Un texte adopté dans l'urgence
La loi Darcos, qui porte le nom du sénateur et ancien ministre de la Culture, a été examinée dans le cadre d'une procédure accélérée. Les députés n'ont eu que quelques heures pour débattre d'un texte complexe qui touche à des enjeux fondamentaux pour les créateurs. Les syndicats d'artistes, les éditeurs et les producteurs dénoncent un passage en force qui ignore les préoccupations légitimes des professionnels.
Des conséquences potentiellement désastreuses
Selon les critiques, la loi ne protège pas suffisamment les œuvres originales face aux algorithmes d'IA générative. Les industries culturelles craignent que les géants de la tech puissent exploiter librement les contenus protégés sans rémunération équitable pour les auteurs. « C'est un recul majeur pour le droit d'auteur en France », a déclaré un porte-parole de la Société des auteurs.

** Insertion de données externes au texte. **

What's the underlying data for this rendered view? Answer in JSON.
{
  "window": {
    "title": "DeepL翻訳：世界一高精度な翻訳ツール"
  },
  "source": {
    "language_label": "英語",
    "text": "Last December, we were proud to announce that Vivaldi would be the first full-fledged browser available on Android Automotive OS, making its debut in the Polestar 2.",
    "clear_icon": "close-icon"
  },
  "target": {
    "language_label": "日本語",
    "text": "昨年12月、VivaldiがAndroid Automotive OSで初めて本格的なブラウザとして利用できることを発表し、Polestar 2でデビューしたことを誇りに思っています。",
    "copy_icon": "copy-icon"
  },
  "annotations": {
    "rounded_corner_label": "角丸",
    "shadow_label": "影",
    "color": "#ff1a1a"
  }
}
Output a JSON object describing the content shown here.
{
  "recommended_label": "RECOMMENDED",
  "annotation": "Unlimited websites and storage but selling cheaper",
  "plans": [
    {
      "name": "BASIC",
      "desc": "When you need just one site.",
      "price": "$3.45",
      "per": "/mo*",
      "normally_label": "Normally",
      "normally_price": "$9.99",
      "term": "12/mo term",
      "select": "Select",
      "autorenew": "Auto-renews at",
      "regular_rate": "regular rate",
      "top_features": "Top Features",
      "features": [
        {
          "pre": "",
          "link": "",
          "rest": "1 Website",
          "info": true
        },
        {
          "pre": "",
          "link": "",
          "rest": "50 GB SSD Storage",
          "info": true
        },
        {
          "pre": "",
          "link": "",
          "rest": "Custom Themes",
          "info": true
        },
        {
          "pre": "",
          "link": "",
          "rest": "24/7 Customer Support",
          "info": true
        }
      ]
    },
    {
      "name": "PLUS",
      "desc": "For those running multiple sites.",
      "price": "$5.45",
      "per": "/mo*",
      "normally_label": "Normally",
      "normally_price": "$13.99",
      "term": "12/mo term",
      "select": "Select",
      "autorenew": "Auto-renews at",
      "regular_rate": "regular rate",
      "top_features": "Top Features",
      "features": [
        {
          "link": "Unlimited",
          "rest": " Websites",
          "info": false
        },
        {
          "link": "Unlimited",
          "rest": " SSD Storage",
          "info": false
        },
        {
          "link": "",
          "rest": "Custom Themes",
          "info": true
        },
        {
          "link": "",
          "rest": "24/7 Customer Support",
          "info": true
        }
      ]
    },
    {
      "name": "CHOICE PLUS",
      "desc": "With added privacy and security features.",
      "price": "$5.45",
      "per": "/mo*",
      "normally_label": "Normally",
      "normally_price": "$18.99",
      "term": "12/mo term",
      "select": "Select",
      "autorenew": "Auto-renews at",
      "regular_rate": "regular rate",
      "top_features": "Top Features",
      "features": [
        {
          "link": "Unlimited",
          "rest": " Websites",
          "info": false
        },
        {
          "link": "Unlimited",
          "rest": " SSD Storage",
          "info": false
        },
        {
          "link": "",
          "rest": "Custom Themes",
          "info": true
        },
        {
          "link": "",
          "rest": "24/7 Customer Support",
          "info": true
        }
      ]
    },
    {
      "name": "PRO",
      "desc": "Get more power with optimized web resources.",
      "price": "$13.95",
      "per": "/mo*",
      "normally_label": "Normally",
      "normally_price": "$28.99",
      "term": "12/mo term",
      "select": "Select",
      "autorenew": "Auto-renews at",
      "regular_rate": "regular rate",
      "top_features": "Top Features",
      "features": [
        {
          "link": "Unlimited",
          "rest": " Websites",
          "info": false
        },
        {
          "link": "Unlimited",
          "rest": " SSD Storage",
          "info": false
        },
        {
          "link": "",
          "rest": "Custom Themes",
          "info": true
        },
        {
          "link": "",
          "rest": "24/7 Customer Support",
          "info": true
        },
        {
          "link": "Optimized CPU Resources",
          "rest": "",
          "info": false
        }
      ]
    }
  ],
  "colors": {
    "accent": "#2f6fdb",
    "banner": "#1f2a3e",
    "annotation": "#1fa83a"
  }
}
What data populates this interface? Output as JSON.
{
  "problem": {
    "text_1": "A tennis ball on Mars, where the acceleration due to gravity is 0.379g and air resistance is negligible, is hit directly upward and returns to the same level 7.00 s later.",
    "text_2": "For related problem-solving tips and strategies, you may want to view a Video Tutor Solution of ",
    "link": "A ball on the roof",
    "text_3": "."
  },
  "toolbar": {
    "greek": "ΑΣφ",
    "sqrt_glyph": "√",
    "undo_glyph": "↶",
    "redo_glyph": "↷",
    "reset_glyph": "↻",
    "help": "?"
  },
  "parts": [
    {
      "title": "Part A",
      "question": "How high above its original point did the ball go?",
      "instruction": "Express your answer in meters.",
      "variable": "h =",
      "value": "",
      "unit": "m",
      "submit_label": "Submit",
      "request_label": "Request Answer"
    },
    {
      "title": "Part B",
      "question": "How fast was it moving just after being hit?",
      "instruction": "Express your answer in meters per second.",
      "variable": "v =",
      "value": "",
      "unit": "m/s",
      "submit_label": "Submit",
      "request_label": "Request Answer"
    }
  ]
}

Une mobilisation nécessaire
Face à ce qu'ils considèrent comme un déni de démocratie, les acteurs culturels appellent à une mobilisation pour exiger un réexamen du texte. Des actions sont prévues dans les prochaines semaines pour sensibiliser l'opinion publique et les parlementaires. Ils demandent notamment la création d'une commission d'enquête sur l'impact de l'IA sur la création.
Le gouvernement, de son côté, justifie l'urgence par la nécessité de doter la France d'un cadre légal avant les échéances européennes. Mais les opposants estiment que cette précipitation nuit à la qualité du débat et à la protection des droits des créateurs.